Vestas has just revealed that its giant offshore wind turbine will be even bigger than anticipated, offering eight megawatts (MW) of capacity for the next round of deep water wind farms. The Danish manufacturer last year announced plans to build a 7MW offshore wind turbine, weighing about 800 tonnes and standing at 187 metres high, with 80-meter long blades.
The so-called V164 platform will be aimed at the next generation of projects, such as the UK’s deep water Round 3 programme, which could see 25GW of new capacity installed by the early 2020s. However, Vestas today announced that it has increased the capacity of the machine to 8MW in a move that the company said would help reduce the cost of energy from the new turbines. The company maintained that the V164 platform had always been developed with the potential to increase the turbine size. The 8MW machine will now be 2MW larger in capacity than the offshore turbines planned by rivals Siemens and General Electric, making it the largest offshore wind turbine on the market.
“As we progressed in the technology development it was clear that an 8MW version of the turbine will offer lower cost of energy and at the same time keep the reliability and structural integrity of the turbine unchanged,” said Anders Vedel, Vestas executive vice president and chief technology officer.
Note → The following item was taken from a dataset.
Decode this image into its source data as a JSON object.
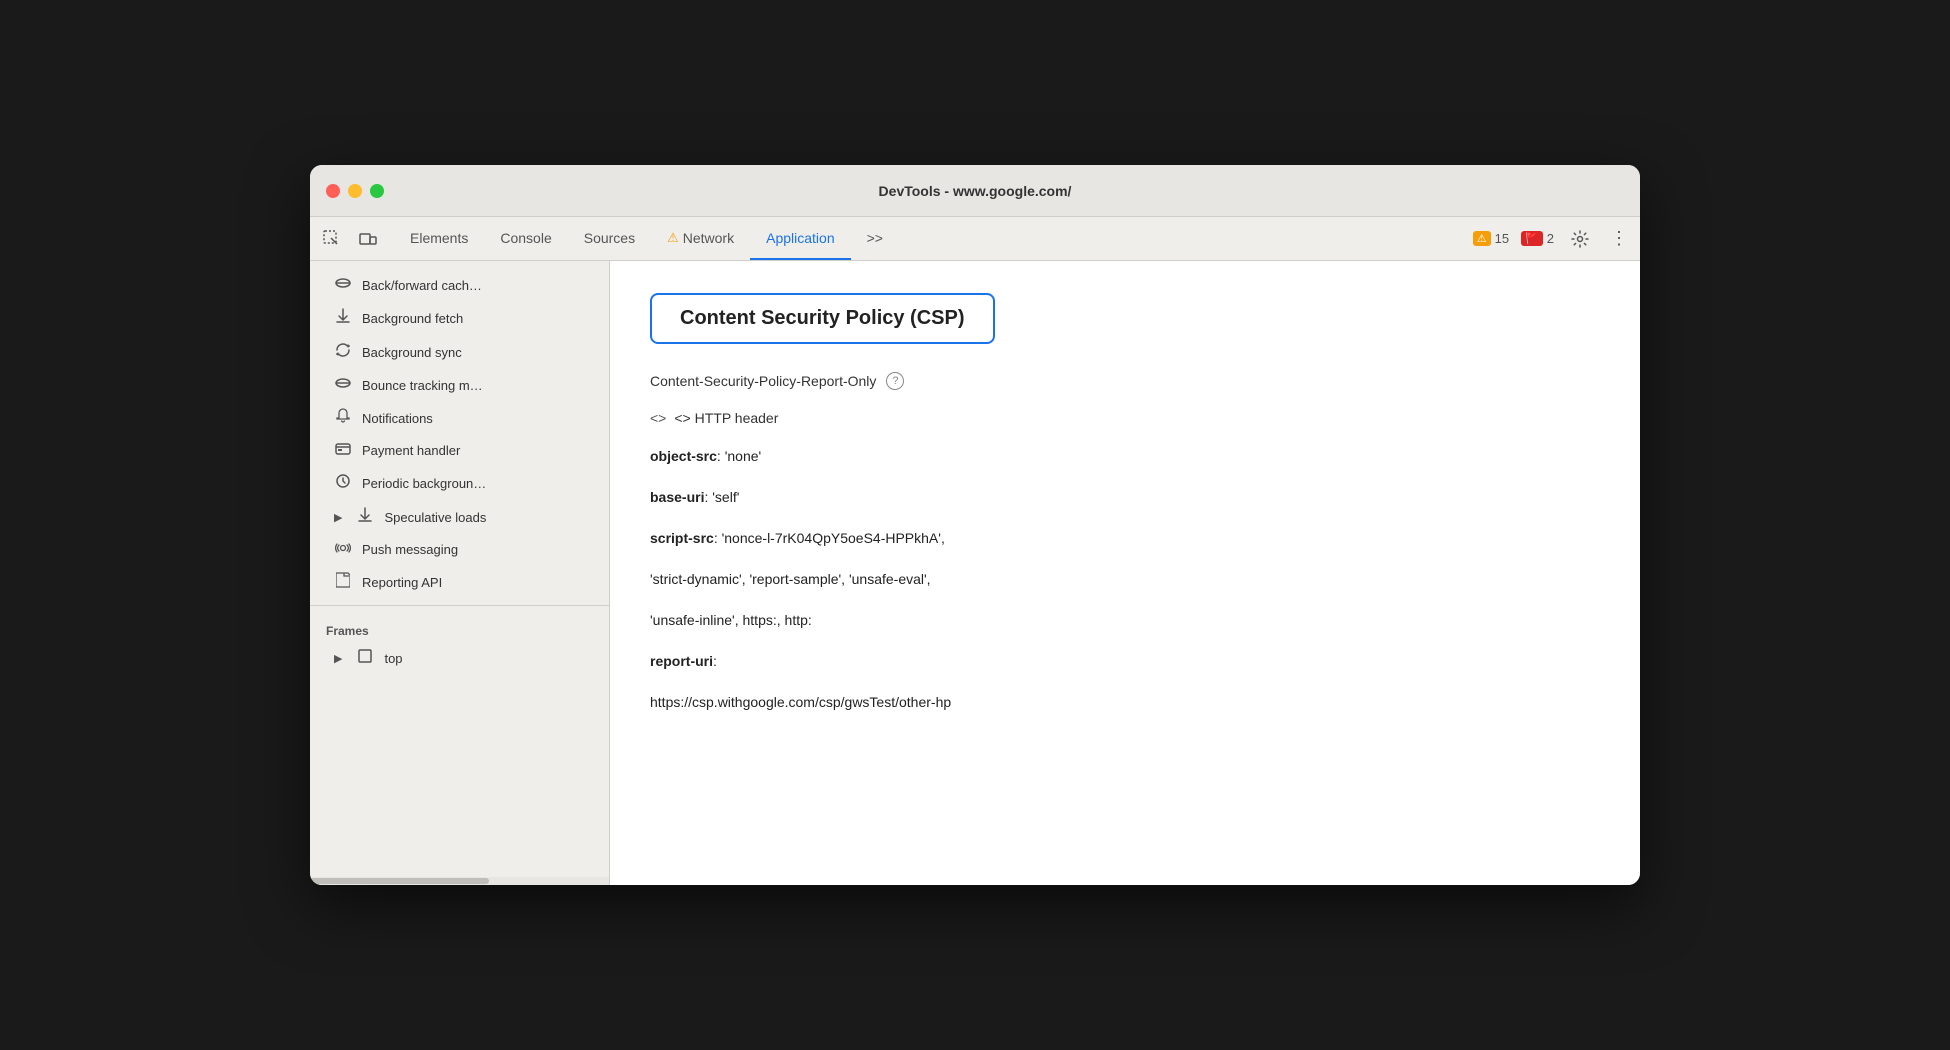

Vestas also confirmed that it was on track with a newly revised schedule to test a prototype of the machine in Denmark in 2014. The company said it plans to start producing test blades for the prototype at its Isle of Wight facility before the end of this year, revealing that the prototype hub has already been casted, and is also located on the Isle of Wight ready for testing. The complete drivetrain will then be tested at Vestas’ facilities in Aarhus, Denmark from early next year.